From Here to Mars
MUUSE | August 2013
“There’s this idea of using 3D printing to print a huge station on Mars,” declares Olga Kuryshchuk. She is reflecting on the dumbfounding speed with which technology, like fashion, changes and upturns all in its wake. And suddenly, the conversation calibrates. It often does with Olga. It’s like trying to cross-examine a witness who replies only in brief anecdotes, much to the amusement of the jury, before finally returning to the original question: what does she hope to do in five years? “I don’t have any ideas yet, but something will happen.”
In spite of a mercurial future – for there is hardly a future as unpredictable as the one belonging to this third-year British university student – there is no doubt that for Olga, much will happen. In the world of Central Saint Martins, she is an anomaly, an enterprising witticism to the prescribed afterschool special of downing a pint (or four) at the Star of Kings, the unofficial college pub down the road. Why, when Saint Martins moved from Charing Cross Road to 1 Granary in 2011, did Olga start a blog by the same name, and in its adolescence, print a biannual magazine that sold out across stores in London? “It’s about meeting those professionals,” she says. “I want to see how they work. I want to try everything.” It’s as if Olga is an endless spring of curiosity, from which creative endeavours naturally are born.
“The politics at 1Granary are that the doors are open
to everyone.”
Aptly titled “The Birth Place”, 1Granary’s first issue emerged like a beacon of talent from within the newly converted wasteland of Kings Cross. What distinguishes its delivery is the way 1Granary connects Saint Martins then to Saint Martins now. There is hardly an artistic soul unfamiliar with the truism that the college breeds fashion and design visionaries: Alexander McQueen, John Galliano, Katie Grand and Christopher Kane. The blog-et- publication undoubtedly taps into yester-lore with photographs of Grand’s first fashion shoot as a knitwear student and conversations with Glen Matlock of the Sex Pistols.
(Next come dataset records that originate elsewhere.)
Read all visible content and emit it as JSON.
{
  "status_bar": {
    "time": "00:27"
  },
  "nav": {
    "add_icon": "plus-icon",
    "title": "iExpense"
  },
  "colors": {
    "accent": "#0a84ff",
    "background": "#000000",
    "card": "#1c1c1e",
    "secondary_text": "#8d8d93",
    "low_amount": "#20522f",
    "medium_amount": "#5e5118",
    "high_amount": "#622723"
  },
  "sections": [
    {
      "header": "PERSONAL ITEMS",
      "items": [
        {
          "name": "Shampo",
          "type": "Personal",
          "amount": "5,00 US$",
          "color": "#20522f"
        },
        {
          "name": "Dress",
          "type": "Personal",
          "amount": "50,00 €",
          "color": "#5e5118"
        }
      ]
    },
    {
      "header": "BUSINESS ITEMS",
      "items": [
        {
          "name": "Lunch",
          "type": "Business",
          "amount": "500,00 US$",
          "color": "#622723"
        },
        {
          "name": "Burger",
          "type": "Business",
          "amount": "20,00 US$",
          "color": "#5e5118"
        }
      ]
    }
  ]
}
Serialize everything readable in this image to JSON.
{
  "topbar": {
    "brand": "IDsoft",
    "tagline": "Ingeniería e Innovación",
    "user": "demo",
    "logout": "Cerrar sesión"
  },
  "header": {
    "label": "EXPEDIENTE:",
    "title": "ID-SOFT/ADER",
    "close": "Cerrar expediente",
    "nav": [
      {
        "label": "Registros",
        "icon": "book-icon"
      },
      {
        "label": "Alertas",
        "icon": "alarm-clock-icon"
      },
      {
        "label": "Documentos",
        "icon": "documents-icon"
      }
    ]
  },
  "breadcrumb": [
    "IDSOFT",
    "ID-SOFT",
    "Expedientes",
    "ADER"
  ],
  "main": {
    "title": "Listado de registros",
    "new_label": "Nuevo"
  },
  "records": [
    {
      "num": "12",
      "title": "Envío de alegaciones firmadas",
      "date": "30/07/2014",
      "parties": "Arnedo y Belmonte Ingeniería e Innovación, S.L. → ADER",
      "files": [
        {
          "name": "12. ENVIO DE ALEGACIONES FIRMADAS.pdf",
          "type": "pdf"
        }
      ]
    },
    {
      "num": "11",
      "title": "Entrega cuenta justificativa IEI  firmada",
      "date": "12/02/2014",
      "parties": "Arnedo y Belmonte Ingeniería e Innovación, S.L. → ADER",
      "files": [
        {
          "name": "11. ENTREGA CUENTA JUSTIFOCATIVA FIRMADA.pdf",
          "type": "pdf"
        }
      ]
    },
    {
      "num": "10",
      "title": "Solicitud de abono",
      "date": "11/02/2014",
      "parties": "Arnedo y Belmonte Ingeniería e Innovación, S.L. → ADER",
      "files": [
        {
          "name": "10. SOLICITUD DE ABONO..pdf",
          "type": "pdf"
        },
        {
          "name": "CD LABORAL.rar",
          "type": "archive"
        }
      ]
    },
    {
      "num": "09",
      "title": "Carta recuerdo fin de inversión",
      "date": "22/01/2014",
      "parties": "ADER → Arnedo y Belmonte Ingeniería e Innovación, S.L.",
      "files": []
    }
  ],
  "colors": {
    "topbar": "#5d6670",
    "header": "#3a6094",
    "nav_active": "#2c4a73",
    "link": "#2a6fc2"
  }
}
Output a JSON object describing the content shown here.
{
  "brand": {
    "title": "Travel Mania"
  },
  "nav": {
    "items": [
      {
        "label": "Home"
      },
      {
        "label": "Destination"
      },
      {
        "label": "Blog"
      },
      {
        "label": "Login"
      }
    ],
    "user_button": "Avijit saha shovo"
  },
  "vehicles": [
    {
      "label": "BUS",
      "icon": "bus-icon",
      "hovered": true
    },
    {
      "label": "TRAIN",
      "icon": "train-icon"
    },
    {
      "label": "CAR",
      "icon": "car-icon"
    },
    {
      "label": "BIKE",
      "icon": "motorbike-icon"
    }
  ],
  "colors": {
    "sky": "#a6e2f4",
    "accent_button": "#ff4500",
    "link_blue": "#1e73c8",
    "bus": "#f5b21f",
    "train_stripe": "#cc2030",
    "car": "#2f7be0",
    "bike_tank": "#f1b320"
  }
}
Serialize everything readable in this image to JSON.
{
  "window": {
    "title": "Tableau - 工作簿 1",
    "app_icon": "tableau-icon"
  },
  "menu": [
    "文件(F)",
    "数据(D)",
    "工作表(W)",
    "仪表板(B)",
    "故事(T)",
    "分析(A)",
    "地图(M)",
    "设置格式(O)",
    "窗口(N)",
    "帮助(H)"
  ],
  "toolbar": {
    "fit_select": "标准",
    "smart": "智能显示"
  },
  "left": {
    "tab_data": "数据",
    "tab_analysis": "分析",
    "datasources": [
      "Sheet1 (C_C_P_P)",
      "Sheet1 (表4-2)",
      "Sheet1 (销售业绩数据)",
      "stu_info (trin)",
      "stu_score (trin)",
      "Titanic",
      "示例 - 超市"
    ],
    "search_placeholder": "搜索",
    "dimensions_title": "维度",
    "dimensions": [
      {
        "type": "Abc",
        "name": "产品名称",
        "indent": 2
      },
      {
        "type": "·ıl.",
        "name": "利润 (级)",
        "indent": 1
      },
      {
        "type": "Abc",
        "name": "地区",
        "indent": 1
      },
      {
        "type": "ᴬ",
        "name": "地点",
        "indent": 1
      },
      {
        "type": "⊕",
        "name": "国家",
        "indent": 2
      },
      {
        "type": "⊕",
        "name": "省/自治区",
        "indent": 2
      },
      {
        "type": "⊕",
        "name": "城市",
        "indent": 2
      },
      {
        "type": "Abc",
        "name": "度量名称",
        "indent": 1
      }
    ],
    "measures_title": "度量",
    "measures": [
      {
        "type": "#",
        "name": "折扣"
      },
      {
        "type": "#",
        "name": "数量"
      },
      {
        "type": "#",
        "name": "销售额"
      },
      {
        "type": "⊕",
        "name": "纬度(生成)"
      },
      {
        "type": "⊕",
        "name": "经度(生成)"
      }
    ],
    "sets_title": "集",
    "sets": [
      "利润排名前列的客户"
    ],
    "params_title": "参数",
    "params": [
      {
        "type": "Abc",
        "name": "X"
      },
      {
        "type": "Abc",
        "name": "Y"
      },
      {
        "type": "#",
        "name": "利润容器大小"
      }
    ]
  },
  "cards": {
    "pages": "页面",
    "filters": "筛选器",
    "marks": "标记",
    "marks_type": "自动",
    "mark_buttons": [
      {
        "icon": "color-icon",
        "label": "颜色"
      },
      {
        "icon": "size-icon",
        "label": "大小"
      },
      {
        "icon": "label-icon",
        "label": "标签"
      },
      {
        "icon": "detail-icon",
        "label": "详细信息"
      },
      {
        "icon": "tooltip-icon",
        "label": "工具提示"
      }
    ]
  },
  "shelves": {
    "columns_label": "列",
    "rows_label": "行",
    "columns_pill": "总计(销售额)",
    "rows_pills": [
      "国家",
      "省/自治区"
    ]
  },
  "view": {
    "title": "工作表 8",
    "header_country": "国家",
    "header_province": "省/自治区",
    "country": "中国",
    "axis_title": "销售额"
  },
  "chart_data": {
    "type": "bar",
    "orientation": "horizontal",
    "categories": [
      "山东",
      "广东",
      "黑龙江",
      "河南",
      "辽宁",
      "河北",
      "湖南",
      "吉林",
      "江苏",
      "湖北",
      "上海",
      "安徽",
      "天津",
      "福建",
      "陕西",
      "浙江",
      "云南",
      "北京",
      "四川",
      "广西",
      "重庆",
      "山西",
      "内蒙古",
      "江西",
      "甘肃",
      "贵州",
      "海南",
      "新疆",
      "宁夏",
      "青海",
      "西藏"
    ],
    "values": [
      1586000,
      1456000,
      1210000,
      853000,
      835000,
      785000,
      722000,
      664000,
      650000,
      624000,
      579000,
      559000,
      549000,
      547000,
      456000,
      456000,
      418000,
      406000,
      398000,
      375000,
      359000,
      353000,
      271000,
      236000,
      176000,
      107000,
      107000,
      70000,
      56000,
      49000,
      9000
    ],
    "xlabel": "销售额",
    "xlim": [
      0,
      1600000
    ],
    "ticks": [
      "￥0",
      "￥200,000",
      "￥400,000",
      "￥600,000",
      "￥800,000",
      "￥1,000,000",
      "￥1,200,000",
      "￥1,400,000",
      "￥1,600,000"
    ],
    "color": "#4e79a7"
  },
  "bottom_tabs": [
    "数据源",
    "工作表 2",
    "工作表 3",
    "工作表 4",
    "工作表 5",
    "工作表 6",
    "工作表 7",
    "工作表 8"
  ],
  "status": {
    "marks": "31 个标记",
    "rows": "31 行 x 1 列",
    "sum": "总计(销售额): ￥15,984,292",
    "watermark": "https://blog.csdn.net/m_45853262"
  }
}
And then it fast tracks to the present: student Q&As and high-impact editorials styled in their work and shot within the granary-cum-college.
But it is the notion of democracy, gently yet explicitly reinforced under Olga’s leadership, which appeals to contributors and readers alike. “The politics at 1Granary are that the doors are open to everyone,” says Olga. The 1Granary tagline “by the students, for the students”, as online editor Sara McAlpine also explains, ensures that all Saint Martins students have a platform with which to showcase their work. And in true Saint Martins bravado, there are no boundaries to how students get involved.
“When we started, none of us had a clue how to do anything. But we had a shared aim to do something amazing,” says Greg French, associate editor. As it turns out, “amazing” – or a concept within the periphery thereof – makes for an easy sell. Even peddling 1Granary copies from a small car did not stop London’s top shops like Opening Ceremony and Dover Street Market from asking Olga for copies. Before retrieving a suitcase stuffed with copies from the car, she recalls telling vendors, “‘Oh, it’s just outside...Here it is!’” She laughs, adding later, “It’s funny because they’d be pretty shocked.”
Easy comings have not changed Olga’s perspective. Now with an office in Shoreditch and a fashion community primed for the next issue – to be released in March 2014 – talk among 1Granary staffers largely centres on the future. Will 1Granary become fully indoctrinated into Saint Martins as part of a fashion journalism course? No decision has yet been made.
As Olga knows better than most, a lot can change in the future. “A year ago, I thought I would run a blog and close it down,” she muses. “Then somehow, we made a magazine and I thought, ‘We make an issue and close it down.’” Today 1Granary. Tomorrow Mars.
This article was published in MUUSE’s first print publication.